NVIDIA has spent nearly fifteen years continuously advancing an integrated hardware-software computing ecosystem, gradually shifting the computing paradigm from general-purpose to accelerated computing, ultimately positioning itself at the infrastructure level of the AI era.

Palantir has spent seventeen years in an unlisted cycle refining core systems, focusing on solving the most complex and critical data problems, establishing an irreplaceable niche in defense and key industries. Its value isn’t reflected in quarterly revenue but in whether it becomes a foundational capability of the digital world.

OpenAI and Anthropic are centered on the mission of benefiting all humanity through AGI, continuously gathering top scientists for long-term research, forming a leading advantage in the fundamental paradigm of artificial general intelligence. Their long-term value isn’t determined by current revenue models but by whether they truly shape the next generation of AGI.

How to find the next generation of such targets? First, look for companies that are currently undervalued or even ridiculed. Truly transcendental companies often resemble science fiction in their early stages and may be seen as jokes.
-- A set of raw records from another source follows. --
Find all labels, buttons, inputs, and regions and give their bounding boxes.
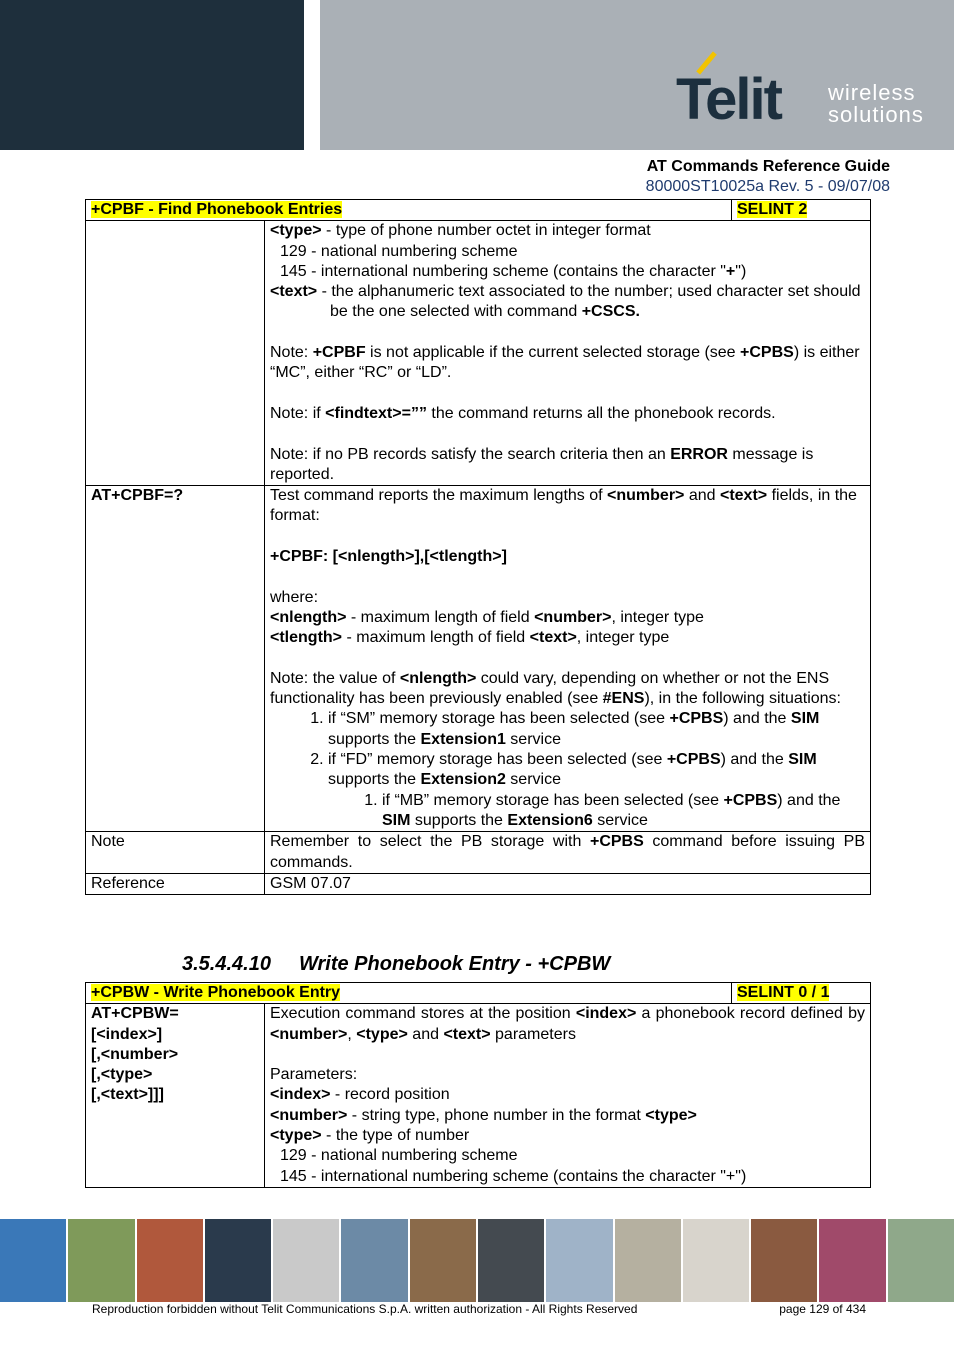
photo-tile bbox=[683, 1219, 749, 1302]
cpbw-exec-row: AT+CPBW= [<index>] [,<number> [,<type> [,<text>]]] Execution command stores at the position <index> a phonebook record defined by <number>, <type> and <text> parameters Parameters: <index> - record position <number> - string type, phone number in the format <type> <type> - the type of number 129 - national numbering scheme 145 - international numbering scheme (contains the character "+") bbox=[86, 1004, 871, 1188]
cpbf-note-row: Note Remember to select the PB storage with +CPBS command before issuing PB commands. bbox=[86, 832, 871, 874]
ens-sub-list: 1. if “MB” memory storage has been selected (see +CPBS) and the SIM supports the Extension6 service bbox=[270, 791, 865, 832]
photo-tile bbox=[888, 1219, 954, 1302]
ens-situation-list: 1. if “SM” memory storage has been selected (see +CPBS) and the SIM supports the Extension1 service 2. if “FD” memory storage has been selected (see +CPBS) and the SIM supports the Extension2 service bbox=[270, 709, 865, 790]
cpbf-header-row bbox=[86, 200, 871, 221]
photo-tile bbox=[819, 1219, 885, 1302]
cpbf-selint: SELINT 2 bbox=[737, 201, 808, 218]
cpbf-title: +CPBF - Find Phonebook Entries bbox=[91, 201, 343, 218]
cpbw-header-row bbox=[86, 983, 871, 1004]
guide-subtitle: 80000ST10025a Rev. 5 - 09/07/08 bbox=[645, 178, 890, 195]
footer-page-number: page 129 of 434 bbox=[779, 1302, 866, 1316]
photo-tile bbox=[546, 1219, 612, 1302]
photo-tile bbox=[0, 1219, 66, 1302]
photo-tile bbox=[137, 1219, 203, 1302]
logo-brand: Telit bbox=[676, 67, 781, 132]
cpbw-command: AT+CPBW= [<index>] [,<number> [,<type> [,<text>]]] bbox=[86, 1004, 265, 1188]
photo-tile bbox=[205, 1219, 271, 1302]
header-dark-panel bbox=[0, 0, 304, 150]
cpbw-selint: SELINT 0 / 1 bbox=[737, 984, 830, 1001]
photo-tile bbox=[615, 1219, 681, 1302]
footer-copyright: Reproduction forbidden without Telit Communications S.p.A. written authorization - All Rights Reserved bbox=[92, 1302, 638, 1316]
footer-photo-strip bbox=[0, 1219, 954, 1302]
cpbw-title: +CPBW - Write Phonebook Entry bbox=[91, 984, 341, 1001]
photo-tile bbox=[273, 1219, 339, 1302]
cpbf-test-row: AT+CPBF=? Test command reports the maximum lengths of <number> and <text> fields, in the format: +CPBF: [<nlength>],[<tlength>] where: <nlength> - maximum length of field <number>, integer type <tlength> - maximum length of field <text>, integer type Note: the value of <nlength> could vary, depending on whether or not the ENS functionality has been previously enabled (see #ENS), in the following situations: 1. if “SM” memory storage has been selected (see +CPBS) and the SIM supports the Extension1 service 2. if “FD” memory storage has been selected (see +CPBS) and the SIM supports the Extension2 service 1. if “MB” memory storage has been selected (see +CPBS) and the SIM supports the Extension6 service bbox=[86, 486, 871, 832]
photo-tile bbox=[410, 1219, 476, 1302]
cpbf-reference-row: Reference GSM 07.07 bbox=[86, 873, 871, 894]
section-number: 3.5.4.4.10 bbox=[182, 953, 271, 975]
cpbw-table bbox=[85, 982, 871, 1188]
guide-title: AT Commands Reference Guide bbox=[646, 158, 890, 175]
cpbf-table bbox=[85, 199, 871, 895]
cpbf-test-command: AT+CPBF=? bbox=[91, 487, 184, 505]
section-title: Write Phonebook Entry - +CPBW bbox=[298, 953, 611, 975]
photo-tile bbox=[751, 1219, 817, 1302]
logo-tagline: wireless solutions bbox=[828, 80, 924, 127]
cpbf-params-row: <type> - type of phone number octet in integer format 129 - national numbering scheme 145 - international numbering scheme (contains the character "+") <text> - the alphanumeric text associated to the number; used character set should be the one selected with command +CSCS. Note: +CPBF is not applicable if the current selected storage (see +CPBS) is either “MC”, either “RC” or “LD”. Note: if <findtext>=”” the command returns all the phonebook records. Note: if no PB records satisfy the search criteria then an ERROR message is reported. bbox=[86, 221, 871, 486]
telit-logo bbox=[676, 60, 936, 140]
section-heading bbox=[182, 953, 610, 976]
photo-tile bbox=[68, 1219, 134, 1302]
page-footer bbox=[92, 1302, 866, 1316]
photo-tile bbox=[341, 1219, 407, 1302]
photo-tile bbox=[478, 1219, 544, 1302]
Just like Nokia once mocked Apple, and Akio Toyoda publicly stated that Tesla’s pure electric route was overhyped, believing EVs were unrealistic and hydrogen and hybrid were the right directions—now, that judgment was wrong.

Second, observe the direction of talent flow. Not short-term profit chasing, but whether top engineers and scientists are willing to accept lower salaries to join, and whether long-term capital is willing to support in non-standard ways. This is often more convincing than any financial indicator and explains why many top engineers are eager to join SpaceX.
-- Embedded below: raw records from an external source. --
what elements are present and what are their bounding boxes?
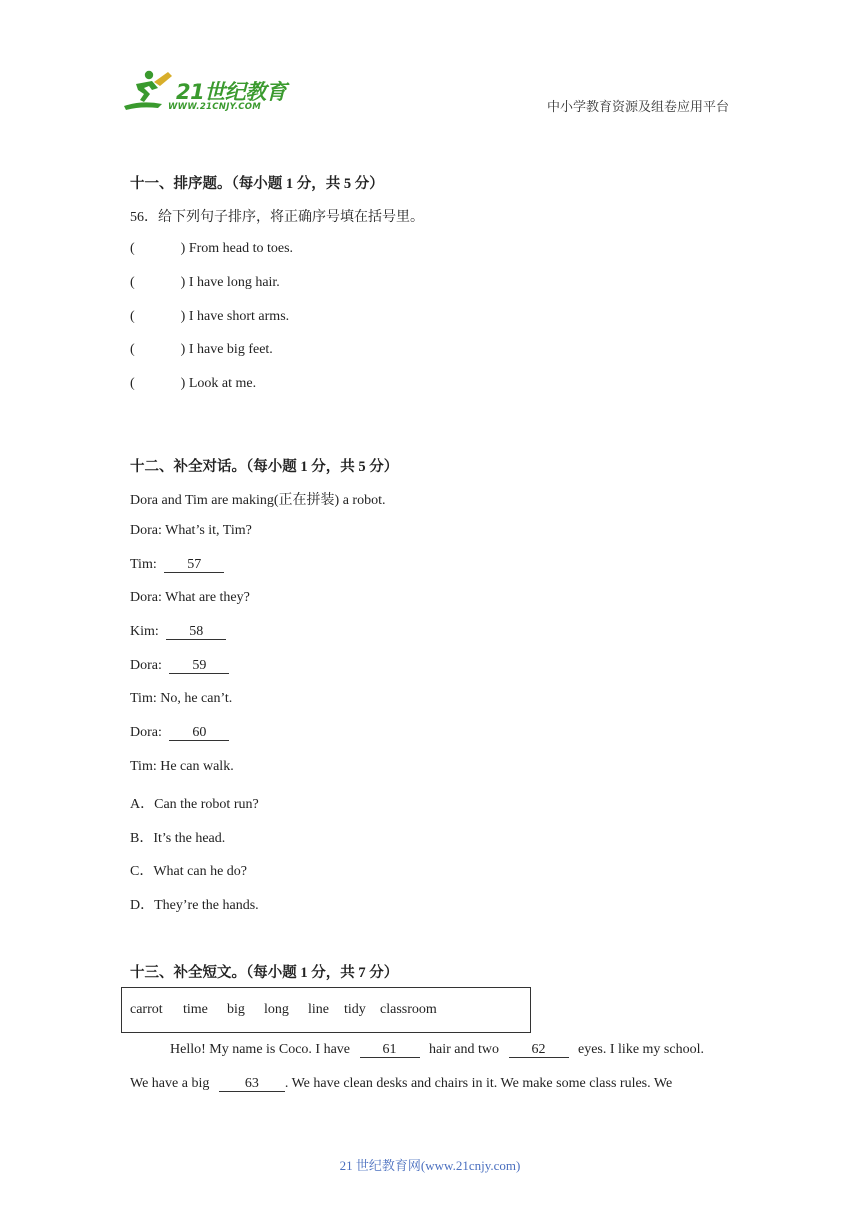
dialog-text: Dora:: [130, 658, 162, 673]
dialog-line: [130, 624, 226, 640]
blank-60[interactable]: 60: [169, 726, 229, 741]
blank-61[interactable]: 61: [360, 1043, 420, 1058]
ordering-item: [130, 309, 289, 325]
open-paren: (: [130, 376, 135, 391]
word-bank-item: classroom: [380, 1002, 437, 1017]
dialog-text: Dora:: [130, 725, 162, 740]
ordering-item: [130, 275, 280, 291]
item-text: ) From head to toes.: [180, 241, 294, 256]
open-paren: (: [130, 275, 135, 290]
passage-text: eyes. I like my school.: [578, 1042, 704, 1057]
page-footer[interactable]: 21 世纪教育网(www.21cnjy.com): [339, 1158, 521, 1173]
dialog-text: Dora: What’s it, Tim?: [130, 523, 252, 538]
word-bank-item: long: [264, 1002, 289, 1017]
dialog-line: [130, 557, 224, 573]
ordering-item: [130, 241, 293, 257]
option-b: B．It’s the head.: [130, 831, 226, 846]
page-header: [0, 0, 860, 130]
item-text: ) Look at me.: [180, 376, 257, 391]
passage-text: hair and two: [429, 1042, 499, 1057]
logo-url: WWW.21CNJY.COM: [168, 102, 262, 112]
dialog-text: Dora: What are they?: [130, 590, 250, 605]
passage-line-2: [130, 1076, 672, 1092]
dialog-text: Tim: He can walk.: [130, 759, 234, 774]
passage-line-1: [170, 1042, 704, 1058]
passage-text: We have a big: [130, 1076, 210, 1091]
item-text: ) I have big feet.: [180, 342, 273, 357]
logo-text: 21世纪教育: [176, 80, 287, 104]
word-bank-item: line: [308, 1002, 329, 1017]
dialog-text: Tim:: [130, 557, 157, 572]
platform-tagline: 中小学教育资源及组卷应用平台: [546, 99, 729, 114]
option-a: A．Can the robot run?: [130, 797, 259, 812]
dialog-line: [130, 759, 234, 775]
dialog-line: [130, 590, 250, 606]
blank-59[interactable]: 59: [169, 659, 229, 674]
word-bank: [121, 987, 531, 1033]
open-paren: (: [130, 309, 135, 324]
option-c: C．What can he do?: [130, 864, 248, 879]
open-paren: (: [130, 241, 135, 256]
dialog-text: Tim: No, he can’t.: [130, 691, 233, 706]
word-bank-item: big: [227, 1002, 245, 1017]
ordering-item: [130, 376, 256, 392]
word-bank-item: carrot: [130, 1002, 163, 1017]
word-bank-item: tidy: [344, 1002, 366, 1017]
blank-63[interactable]: 63: [219, 1077, 285, 1092]
question-56: 56．给下列句子排序，将正确序号填在括号里。: [130, 210, 424, 225]
site-logo[interactable]: [122, 66, 292, 118]
ordering-item: [130, 342, 273, 358]
word-bank-item: time: [183, 1002, 208, 1017]
blank-57[interactable]: 57: [164, 558, 224, 573]
dialog-line: [130, 523, 252, 539]
dialog-intro: Dora and Tim are making(正在拼装) a robot.: [130, 493, 386, 508]
dialog-line: [130, 691, 232, 707]
section-13-heading: 十三、补全短文。（每小题 1 分，共 7 分）: [130, 965, 399, 981]
dialog-line: [130, 658, 229, 674]
blank-62[interactable]: 62: [509, 1043, 569, 1058]
item-text: ) I have short arms.: [180, 309, 290, 324]
open-paren: (: [130, 342, 135, 357]
item-text: ) I have long hair.: [180, 275, 280, 290]
option-d: D．They’re the hands.: [130, 898, 259, 913]
section-12-heading: 十二、补全对话。（每小题 1 分，共 5 分）: [130, 459, 399, 475]
passage-text: Hello! My name is Coco. I have: [170, 1042, 351, 1057]
passage-text: . We have clean desks and chairs in it. We make some class rules. We: [284, 1076, 673, 1091]
section-11-heading: 十一、排序题。（每小题 1 分，共 5 分）: [130, 176, 384, 192]
blank-58[interactable]: 58: [166, 625, 226, 640]
dialog-line: [130, 725, 229, 741]
dialog-text: Kim:: [130, 624, 159, 639]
Third, examine whether the developer ecosystem is thriving. The density of developer communities, upstream and downstream entrepreneurs, and research activities are key signals of long-term positive externalities. A prosperous developer ecosystem fosters system prosperity. One reason Apple’s AR glasses failed to succeed is that its internal developer ecosystem was far less active than mobile app development.
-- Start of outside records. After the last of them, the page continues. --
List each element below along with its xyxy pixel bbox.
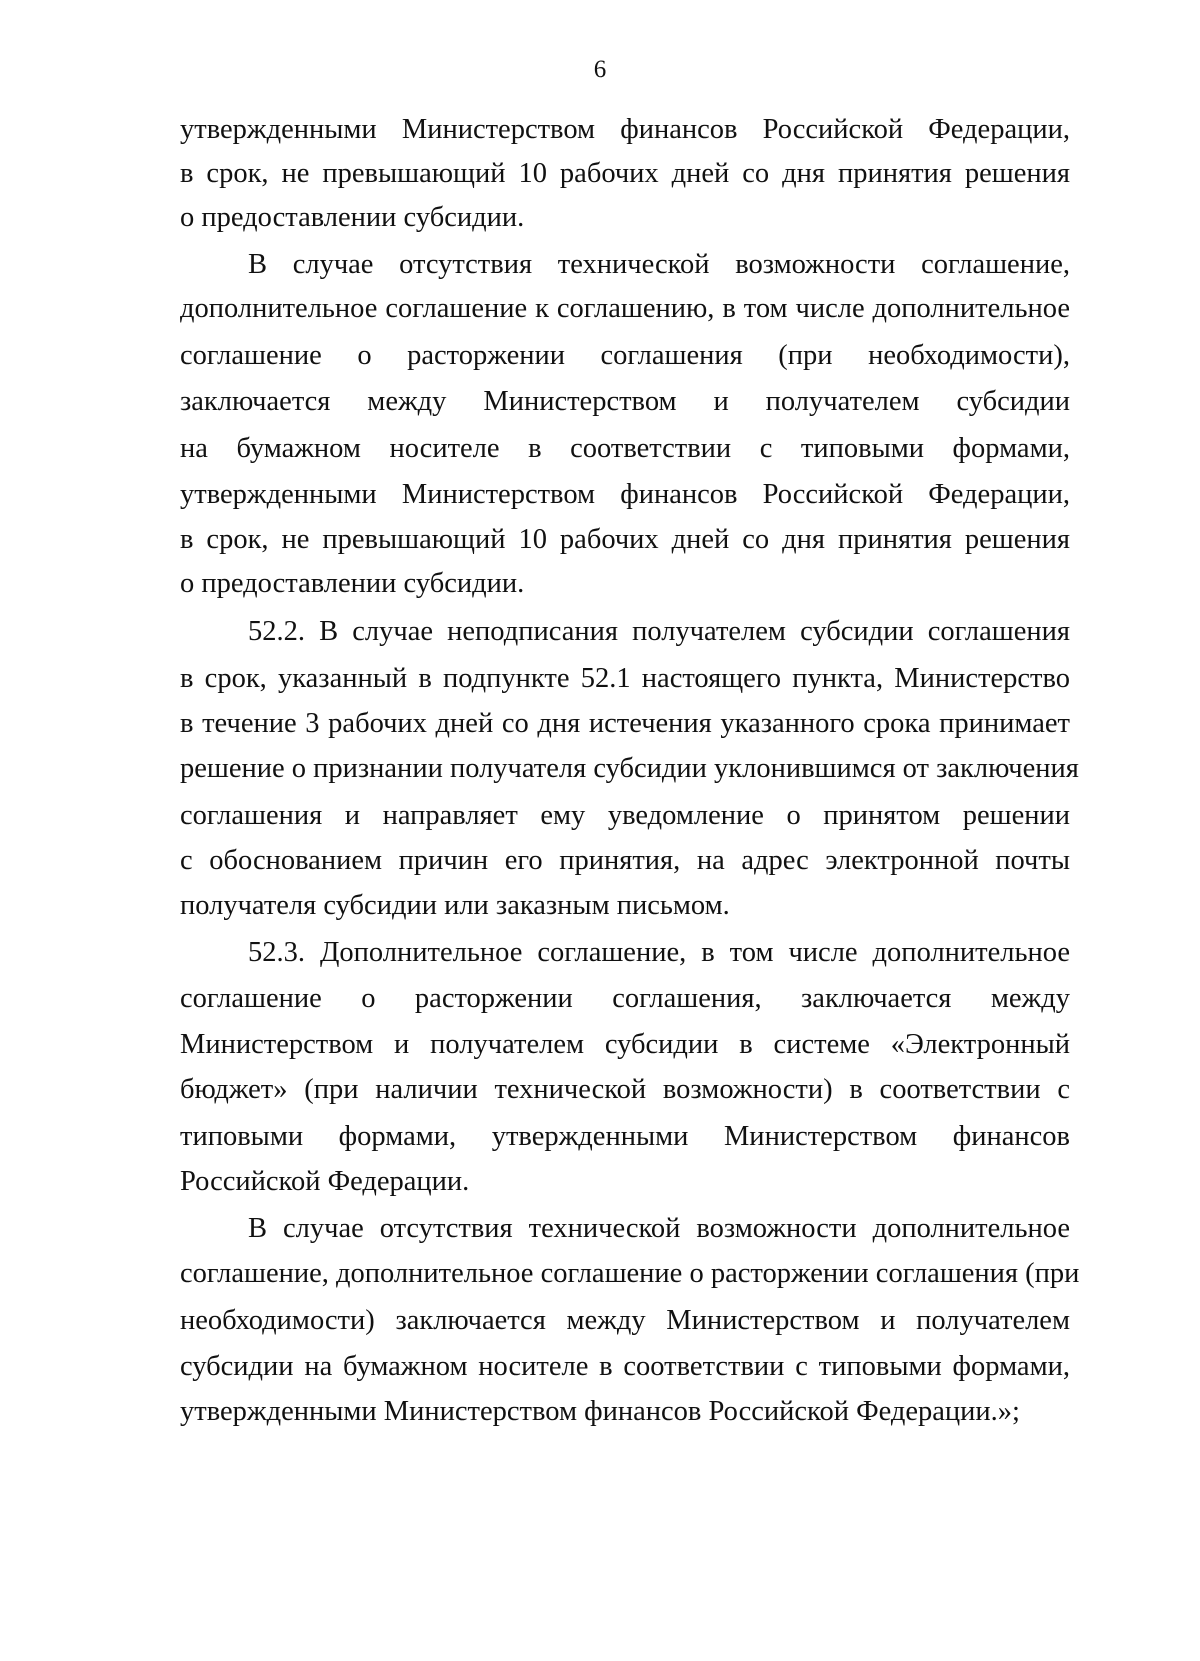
text-line: в срок, не превышающий 10 рабочих дней со дня принятия решения (180, 524, 1070, 555)
text-line: с обоснованием причин его принятия, на адрес электронной почты (180, 845, 1070, 876)
text-line: утвержденными Министерством финансов Российской Федерации, (180, 479, 1070, 510)
text-line: типовыми формами, утвержденными Министерством финансов (180, 1121, 1070, 1152)
text-line: утвержденными Министерством финансов Российской Федерации.»; (180, 1396, 1020, 1427)
text-line: Российской Федерации. (180, 1166, 470, 1197)
text-line: В случае отсутствия технической возможности дополнительное (248, 1213, 1070, 1244)
text-line: в срок, указанный в подпункте 52.1 настоящего пункта, Министерство (180, 663, 1070, 694)
text-line: в течение 3 рабочих дней со дня истечения указанного срока принимает (180, 708, 1070, 739)
text-line: о предоставлении субсидии. (180, 202, 525, 233)
text-line: соглашение, дополнительное соглашение о расторжении соглашения (при (180, 1258, 1080, 1289)
page-number: 6 (593, 56, 607, 83)
text-line: соглашения и направляет ему уведомление о принятом решении (180, 800, 1070, 831)
text-line: заключается между Министерством и получателем субсидии (180, 386, 1070, 417)
text-line: необходимости) заключается между Министерством и получателем (180, 1305, 1070, 1336)
text-line: о предоставлении субсидии. (180, 568, 525, 599)
text-line: Министерством и получателем субсидии в системе «Электронный (180, 1029, 1070, 1060)
text-line: В случае отсутствия технической возможности соглашение, (248, 249, 1070, 280)
text-line: 52.3. Дополнительное соглашение, в том числе дополнительное (248, 937, 1070, 968)
text-line: 52.2. В случае неподписания получателем субсидии соглашения (248, 616, 1070, 647)
text-line: субсидии на бумажном носителе в соответствии с типовыми формами, (180, 1351, 1070, 1382)
text-line: соглашение о расторжении соглашения (при необходимости), (180, 340, 1070, 371)
text-line: на бумажном носителе в соответствии с типовыми формами, (180, 433, 1070, 464)
text-line: соглашение о расторжении соглашения, заключается между (180, 983, 1070, 1014)
text-line: утвержденными Министерством финансов Российской Федерации, (180, 114, 1070, 145)
text-line: получателя субсидии или заказным письмом. (180, 890, 730, 921)
text-line: бюджет» (при наличии технической возможности) в соответствии с (180, 1074, 1070, 1105)
text-line: решение о признании получателя субсидии уклонившимся от заключения (180, 753, 1079, 784)
text-line: дополнительное соглашение к соглашению, в том числе дополнительное (180, 293, 1070, 324)
text-line: в срок, не превышающий 10 рабочих дней со дня принятия решения (180, 158, 1070, 189)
Fourth, accept current ambiguity and non-linearity. These projects may only have input and vision for a long time, then suddenly explode at a critical point. Remember NVIDIA’s Jensen Huang once went to Xiaomi’s launch event to rally support—looking back, it’s quite insightful.

In the noise of the casino, staying sober involves three reminders. Beware of overconfidence in rationality: using a perfect model to prove that disruptors are overestimated is often the most dangerous moment because disruptors are not priced that way.

Let time participate in judgment: true missions often seem absurd in the short term but become obvious in the long run. You need patience to see the flowers bloom slowly and nurture them patiently.

Maintain patience when no one is paying attention: when narratives are ridiculed and prices are low, it’s often a window for research and layout. When it becomes widely accepted and the public starts to enter, it might be time to consider exiting or reflecting whether you’ve misjudged its transcendence.

Truly long-term excellent businesses are almost always driven by ideology. Organizations with transcendental missions, even if weak now, are more likely to grow stronger over time. Organizations that lose their mission, even if strong today, tend to decline—this is just a matter of time. Apple in the Jobs era belonged to the former; under Cook, it’s more like the latter, with a clear difference.

In a market full of casino noise, identifying and long-term accompanying those still building cathedrals—avoiding short-term volatility and not betraying long-term judgment for immediate profits—may be the most scarce and most important investment skill of this era.

Finally, I want to clarify that I am still at the beginner stage of learning, far from the depth of seasoned investors. The above thoughts may be imperfect, and I do not recommend uninformed investors blindly follow. This type of investment carries extremely high risks and requires utmost caution, as it could lead to significant losses.